Kemerin etrafı sarmaşıklar ve çeşitli bitkilerle çevrelendiği için çok küçük bir kısmını görebiliyoruz sadece. Rotada dinlenme zamanı, usul usul ineceğiz şimdi. Kemerburgaz içinden sıyrılarak burnumuzu yine ormana doğru çevireceğiz. Mithatpaşa içinden geçerek tekrar orman içine gireceğiz (QR kodunu okutarak haritayı inceleyiniz). Dar ve gidiş geliş bir yol ile orman içi başlıyor.
İyice ısınmış bacaklar için önünüzde yavaş yavaş rakım kazanan, ortalama %5 eğimli bir yol bulacaksınız. Laktat eşiği antrenmanı için bu yolda sürdürülebilir en yüksek sabit tempoda, %90 güç seviyesinde pedal çevirerek performansınıza önemli katkı sağlayabilirsiniz. Tırmanış sona erdiğinde pedalı yumuşatarak nabzı düşürmek ve bacakları dinlendirmek için sakin sürüyoruz. Zaten Neşet Suyu Mesire Alanına girmiş olacağız.
Özellikle hafta sonu koşu, bisiklet, yürüyüş amacıyla gelen ziyaretçilerden dolayı o bölge oldukça yoğun olacaktır. Neşet Suyundaki çeşmede su molası verebilirsiniz. Sonrasında Bahçeköy yoluna bağlanırken son defa bir mini tırmanış geçeceğiz. Kısa olan segmenti tam güç eforla ve sonunda da sprint ile süsleyerek ormanı arkanızda bırakabilirsiniz.
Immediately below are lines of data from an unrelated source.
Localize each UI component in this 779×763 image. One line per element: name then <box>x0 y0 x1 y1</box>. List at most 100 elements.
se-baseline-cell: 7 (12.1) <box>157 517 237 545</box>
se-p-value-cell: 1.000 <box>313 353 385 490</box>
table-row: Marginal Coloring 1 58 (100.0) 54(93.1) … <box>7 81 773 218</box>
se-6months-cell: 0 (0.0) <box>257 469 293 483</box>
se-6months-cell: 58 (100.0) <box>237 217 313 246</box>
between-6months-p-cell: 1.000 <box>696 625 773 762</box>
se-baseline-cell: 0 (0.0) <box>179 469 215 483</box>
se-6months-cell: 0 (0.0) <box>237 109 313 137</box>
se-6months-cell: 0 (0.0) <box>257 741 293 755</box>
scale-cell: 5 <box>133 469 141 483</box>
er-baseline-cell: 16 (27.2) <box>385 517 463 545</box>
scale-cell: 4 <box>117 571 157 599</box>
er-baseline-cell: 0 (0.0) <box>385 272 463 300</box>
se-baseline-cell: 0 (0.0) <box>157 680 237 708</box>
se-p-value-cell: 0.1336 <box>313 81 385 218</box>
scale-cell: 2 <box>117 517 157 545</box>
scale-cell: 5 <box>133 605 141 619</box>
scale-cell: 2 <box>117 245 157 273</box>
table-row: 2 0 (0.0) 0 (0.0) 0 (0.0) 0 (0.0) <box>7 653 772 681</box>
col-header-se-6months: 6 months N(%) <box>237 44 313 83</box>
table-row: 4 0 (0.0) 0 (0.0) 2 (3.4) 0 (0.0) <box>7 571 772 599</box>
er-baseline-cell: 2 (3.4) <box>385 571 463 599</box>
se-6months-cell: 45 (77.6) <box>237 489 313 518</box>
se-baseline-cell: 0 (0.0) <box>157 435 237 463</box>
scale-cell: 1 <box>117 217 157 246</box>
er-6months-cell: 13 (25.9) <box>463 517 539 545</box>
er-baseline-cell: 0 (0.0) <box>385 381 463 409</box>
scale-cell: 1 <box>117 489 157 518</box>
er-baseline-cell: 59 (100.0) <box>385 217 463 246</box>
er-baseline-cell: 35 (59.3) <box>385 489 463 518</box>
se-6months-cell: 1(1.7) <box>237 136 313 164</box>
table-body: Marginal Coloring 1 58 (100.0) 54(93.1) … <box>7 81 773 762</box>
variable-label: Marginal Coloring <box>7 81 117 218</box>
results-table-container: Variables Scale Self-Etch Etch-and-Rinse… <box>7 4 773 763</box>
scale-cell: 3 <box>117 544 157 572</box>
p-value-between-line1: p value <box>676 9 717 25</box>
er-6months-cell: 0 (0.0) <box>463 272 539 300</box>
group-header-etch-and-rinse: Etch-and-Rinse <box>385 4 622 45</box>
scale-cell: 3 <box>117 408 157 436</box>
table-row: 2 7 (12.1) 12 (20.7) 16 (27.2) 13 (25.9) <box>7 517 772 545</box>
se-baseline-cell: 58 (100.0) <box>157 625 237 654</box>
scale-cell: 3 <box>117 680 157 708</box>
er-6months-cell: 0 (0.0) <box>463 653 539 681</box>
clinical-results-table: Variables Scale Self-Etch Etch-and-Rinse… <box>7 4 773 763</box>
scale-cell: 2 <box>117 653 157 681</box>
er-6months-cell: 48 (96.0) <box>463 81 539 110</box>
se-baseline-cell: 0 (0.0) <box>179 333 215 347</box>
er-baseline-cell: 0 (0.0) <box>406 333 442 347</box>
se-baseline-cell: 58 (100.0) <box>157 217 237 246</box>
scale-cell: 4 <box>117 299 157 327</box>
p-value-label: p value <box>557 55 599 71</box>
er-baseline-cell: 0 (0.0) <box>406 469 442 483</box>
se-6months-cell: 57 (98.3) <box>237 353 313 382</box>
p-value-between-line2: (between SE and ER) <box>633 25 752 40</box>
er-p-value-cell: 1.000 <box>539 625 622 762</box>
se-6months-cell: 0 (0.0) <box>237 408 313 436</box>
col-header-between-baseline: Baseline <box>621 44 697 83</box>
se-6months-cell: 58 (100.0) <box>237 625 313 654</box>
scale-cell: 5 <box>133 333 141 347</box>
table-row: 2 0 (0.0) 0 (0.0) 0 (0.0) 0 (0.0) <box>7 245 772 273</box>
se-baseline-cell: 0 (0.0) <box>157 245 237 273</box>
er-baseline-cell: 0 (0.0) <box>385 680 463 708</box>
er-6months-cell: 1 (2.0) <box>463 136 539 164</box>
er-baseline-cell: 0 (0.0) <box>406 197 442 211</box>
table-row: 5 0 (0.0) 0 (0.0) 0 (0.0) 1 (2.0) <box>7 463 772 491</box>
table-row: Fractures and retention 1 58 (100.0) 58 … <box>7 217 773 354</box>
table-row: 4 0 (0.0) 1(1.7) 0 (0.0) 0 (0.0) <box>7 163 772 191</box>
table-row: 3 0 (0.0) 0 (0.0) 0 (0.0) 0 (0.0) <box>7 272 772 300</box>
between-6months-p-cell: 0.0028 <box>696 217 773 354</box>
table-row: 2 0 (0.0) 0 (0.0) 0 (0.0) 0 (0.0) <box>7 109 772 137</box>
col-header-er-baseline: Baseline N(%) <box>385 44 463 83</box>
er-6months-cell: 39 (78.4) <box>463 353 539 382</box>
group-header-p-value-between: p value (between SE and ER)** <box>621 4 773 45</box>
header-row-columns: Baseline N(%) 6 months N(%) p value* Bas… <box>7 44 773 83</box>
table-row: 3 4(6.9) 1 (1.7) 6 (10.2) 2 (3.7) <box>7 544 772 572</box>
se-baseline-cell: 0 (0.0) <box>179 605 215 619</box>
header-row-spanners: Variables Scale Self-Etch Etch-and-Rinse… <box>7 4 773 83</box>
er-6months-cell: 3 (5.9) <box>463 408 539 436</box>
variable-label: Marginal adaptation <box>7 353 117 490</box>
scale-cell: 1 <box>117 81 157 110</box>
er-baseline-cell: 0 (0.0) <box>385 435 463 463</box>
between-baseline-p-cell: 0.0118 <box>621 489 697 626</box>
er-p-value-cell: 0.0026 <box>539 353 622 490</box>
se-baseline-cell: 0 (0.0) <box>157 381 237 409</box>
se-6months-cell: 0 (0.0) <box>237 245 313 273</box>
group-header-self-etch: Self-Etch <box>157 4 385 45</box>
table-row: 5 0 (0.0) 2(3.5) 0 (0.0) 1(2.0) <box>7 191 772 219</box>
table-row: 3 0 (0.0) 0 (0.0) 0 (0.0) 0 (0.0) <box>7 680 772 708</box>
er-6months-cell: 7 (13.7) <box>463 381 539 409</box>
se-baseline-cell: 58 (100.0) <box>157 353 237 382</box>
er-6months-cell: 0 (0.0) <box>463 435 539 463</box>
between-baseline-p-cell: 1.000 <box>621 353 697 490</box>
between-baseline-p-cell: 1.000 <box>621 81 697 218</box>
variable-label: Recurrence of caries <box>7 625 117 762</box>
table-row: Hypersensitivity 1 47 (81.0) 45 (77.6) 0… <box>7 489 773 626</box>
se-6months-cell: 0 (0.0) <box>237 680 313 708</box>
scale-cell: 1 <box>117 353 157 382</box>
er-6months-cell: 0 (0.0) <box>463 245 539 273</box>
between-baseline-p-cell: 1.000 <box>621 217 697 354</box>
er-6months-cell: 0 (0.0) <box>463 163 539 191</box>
İşe farklı bir açıdan da bakarsak, rotanın güzelliği ve bol yeşili sizi performans odaklı bir sürüşten koparıp götürebilir. Gezi amaçlı sürecekseniz yönünüzü yol boyunca tabelalarını göreceğiniz mesire alanlarına ya da diğer bentlere çevirebilirsiniz. Karnı acıkanlar için Bahçeköy’de muhtelif seçenekler mevcut. Gidişte ya da dönüşte boğaz sahili boyunca yer alan kafelerde de bir şeyler içme fırsatınız da var.
Hafta sonu sahil yolunda kahvaltı mekânlarından dolayı trafik oldukça sıkışmaktadır. Bunu da hatırlatalım. Daha seyrek trafiği olan Anadolu yakası yolcularına İstinye’den feribotla Çubuklu’ya geçmelerini tavsiye ederiz.
Hafta sonları İstanbul’da grup sürüş aktiviteleri olan bisiklet grupları var. Yaşınıza ve performansınıza uygun olanlarına katılmayı düşünebilirsiniz. Bu rotaları grupça geçerek farklı tecrübeleri deneyimlemek size yeni katkılar sağlayacaktır. Ayrıca bu rota üzerinden gireceğiniz ara yollar sizi nefis orman manzaralarına ve bentlere ulaştıracaktır. Yolunuz açık olsun!